Fifth District Judge James Shumate had barred the news media from any contact with potential jurors until after the trial of Warren Jeffs.

Katie Baker of KUTV in Salt Lake City said she was unaware of the prohibition when she interviewed a woman outside the courthouse in southern Utah's Washington County. The station aired her report Sept. 10, the second day of jury selection.

"She violated the order," Baker's attorney, Jeff Hunt, told The Associated Press. "But she did that not knowing it was prohibited by the court. It was a mistake."

During a hearing, Shumate accepted Baker's explanation but gave her 90 days to complete a public-service story and provide a DVD to the court or be found in contempt, Hunt said.

"It does bother me a little bit that he would order a reporter to do a story. ... The station is reviewing its next steps," the attorney said.

Hunt said the judge did not explain what story would meet his public-service benchmark. Shumate's office said a written version of the ruling was being prepared.

"It's unclear to us, frankly, and we're looking for clarification on that," KUTV news director Tanya Vea said.

Baker could be jailed or fined if the judge holds her in contempt, Hunt said.

Floyd Abrams, an attorney and First Amendment expert, said Shumate's decision was extraordinary. "The notion that a judge can either compel a journalist to write a story, or sit in judgment on a story to determine if it sufficiently serves the public interest, is extremely disturbing," Abrams said in an interview from New York.

"It puts the judge in a classic role of censor," he said. "The judge is deciding whether the story is worthy or not -- not even if it's true but whether it's worthy."

Baker, a KUTV reporter for 10 months, did not immediately return a phone call seeking comment. In an affidavit filed with the court, she said the interview was a mistake.

Baker said she was inexperienced in covering courts and didn't know about the prohibition on contacting members of the jury pool.

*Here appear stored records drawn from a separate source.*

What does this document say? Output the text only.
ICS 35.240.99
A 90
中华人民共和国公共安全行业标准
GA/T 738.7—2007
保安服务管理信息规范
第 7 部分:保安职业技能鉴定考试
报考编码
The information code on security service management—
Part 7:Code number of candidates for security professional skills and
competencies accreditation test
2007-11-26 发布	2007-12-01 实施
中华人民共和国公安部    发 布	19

In Baker's TV interview, the potential juror, Mo Webb, made critical comments about Jeffs. "I believed that Ms. Webb almost surely would be dismissed as a juror. Consequently, I believed (incorrectly, as it turned out) that it was proper to interview Ms. Webb," Baker's affidavit states.

KUTV removed the story from its Web site the next day after a complaint from court spokeswoman Nancy Volmer.

Vea said others at the station understood the judge's order against juror contact but the story still "slipped through the cracks."

"The person who knew the decorum order the best, our managing editor, just wasn't involved with that particular story that day," she said.

Jeffs will be sentenced Nov. 20 for rape as an accomplice in the arranged marriage of a 14-year-old follower and her 19-year-old cousin.